Neville Sanjana, Ph.D.

Core Faculty Member, New York Genome Center
Assistant Professor, Department of Biology, New York University
Assistant Professor, Department of Neuroscience and Physiology, NYU Grossman School of Medicine

SFARI Investigator, SFARI Scientific Review Board Website

Neville Sanjana is a core faculty member at the New York Genome Center (NYGC) and an assistant professor of biology, and neuroscience and physiology at New York University (NYU) and NYU’s Grossman School of Medicine. He received his Ph.D. from the Massachusetts Institute of Technology in 2010 and worked as a postdoctoral fellow of the Simons Center for the Social Brain at the Broad Institute with Feng Zhang, joining NYGC and NYU as a faculty member in 2016.

Research in the Sanjana laboratory is focused on developing technologies for massively parallel forward genetic screens and genome engineering and using these tools to interrogate how specific genetic variants influence disease risk. The laboratory pursues this goal by combining complementary approaches from bioengineering, genomics, neuroscience, cancer biology and systems biology.

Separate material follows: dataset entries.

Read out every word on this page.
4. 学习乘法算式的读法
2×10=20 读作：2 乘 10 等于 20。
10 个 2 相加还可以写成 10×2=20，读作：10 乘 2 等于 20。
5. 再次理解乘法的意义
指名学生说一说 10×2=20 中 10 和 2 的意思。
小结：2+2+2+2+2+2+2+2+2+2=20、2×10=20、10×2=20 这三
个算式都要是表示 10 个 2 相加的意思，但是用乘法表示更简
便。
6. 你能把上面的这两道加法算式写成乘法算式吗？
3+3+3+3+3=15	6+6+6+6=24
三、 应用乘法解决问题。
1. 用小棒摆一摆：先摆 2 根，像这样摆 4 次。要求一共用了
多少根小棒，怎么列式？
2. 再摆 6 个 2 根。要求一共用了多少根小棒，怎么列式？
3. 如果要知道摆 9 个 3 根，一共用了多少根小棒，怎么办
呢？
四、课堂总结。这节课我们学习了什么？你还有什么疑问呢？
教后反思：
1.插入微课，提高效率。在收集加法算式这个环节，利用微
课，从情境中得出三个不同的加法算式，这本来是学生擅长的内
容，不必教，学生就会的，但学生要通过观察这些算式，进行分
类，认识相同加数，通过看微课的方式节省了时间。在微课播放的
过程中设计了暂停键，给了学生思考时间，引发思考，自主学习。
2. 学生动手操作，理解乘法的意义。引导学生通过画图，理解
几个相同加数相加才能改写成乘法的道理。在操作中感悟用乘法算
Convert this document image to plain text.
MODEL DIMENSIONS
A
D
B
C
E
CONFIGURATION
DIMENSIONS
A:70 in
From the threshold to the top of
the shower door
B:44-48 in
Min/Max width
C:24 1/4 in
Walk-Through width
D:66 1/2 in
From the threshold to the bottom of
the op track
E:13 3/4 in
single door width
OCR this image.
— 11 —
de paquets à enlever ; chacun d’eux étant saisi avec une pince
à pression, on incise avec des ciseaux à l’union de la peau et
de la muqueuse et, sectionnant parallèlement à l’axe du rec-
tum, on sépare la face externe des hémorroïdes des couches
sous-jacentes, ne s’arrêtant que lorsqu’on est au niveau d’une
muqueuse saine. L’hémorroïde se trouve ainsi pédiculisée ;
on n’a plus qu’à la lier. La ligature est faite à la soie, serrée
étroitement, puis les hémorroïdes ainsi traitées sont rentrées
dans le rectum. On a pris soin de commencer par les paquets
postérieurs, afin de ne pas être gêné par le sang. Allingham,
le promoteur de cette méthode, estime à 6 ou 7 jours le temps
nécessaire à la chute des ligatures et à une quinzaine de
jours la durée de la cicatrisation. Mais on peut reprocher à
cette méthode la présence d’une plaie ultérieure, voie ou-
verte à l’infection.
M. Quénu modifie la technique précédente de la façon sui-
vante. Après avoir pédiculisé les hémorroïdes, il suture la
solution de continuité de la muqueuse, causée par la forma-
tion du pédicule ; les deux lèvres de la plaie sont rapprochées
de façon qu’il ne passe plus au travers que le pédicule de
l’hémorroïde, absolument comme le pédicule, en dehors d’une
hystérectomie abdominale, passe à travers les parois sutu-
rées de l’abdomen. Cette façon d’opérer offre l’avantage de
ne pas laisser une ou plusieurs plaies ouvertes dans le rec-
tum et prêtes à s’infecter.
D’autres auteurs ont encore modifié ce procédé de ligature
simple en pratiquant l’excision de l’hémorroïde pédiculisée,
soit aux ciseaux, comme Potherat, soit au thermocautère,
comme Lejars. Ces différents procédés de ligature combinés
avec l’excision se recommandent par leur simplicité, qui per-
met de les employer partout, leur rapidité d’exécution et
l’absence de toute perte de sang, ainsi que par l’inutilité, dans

The laboratory has developed technologies for high-throughput genome editing and functional genomic screens, including genome-wide screens in vitro and in vivo and scanning mutagenesis to identify functional elements in the noncoding genome. Recently, Sanjana’s team has developed methods for coupling CRISPR perturbations to single-cell chromatin accessibility, called CRISPR-sciATAC (Liscovitch-Brauer et al., Nat. Biotechnol., 2021) and for integrating gene editing with single-cell transcriptomics and proteomics to connect mutations in noncoding regions to target genes, called STING-seq (Morris et al., bioRxiv, 2021).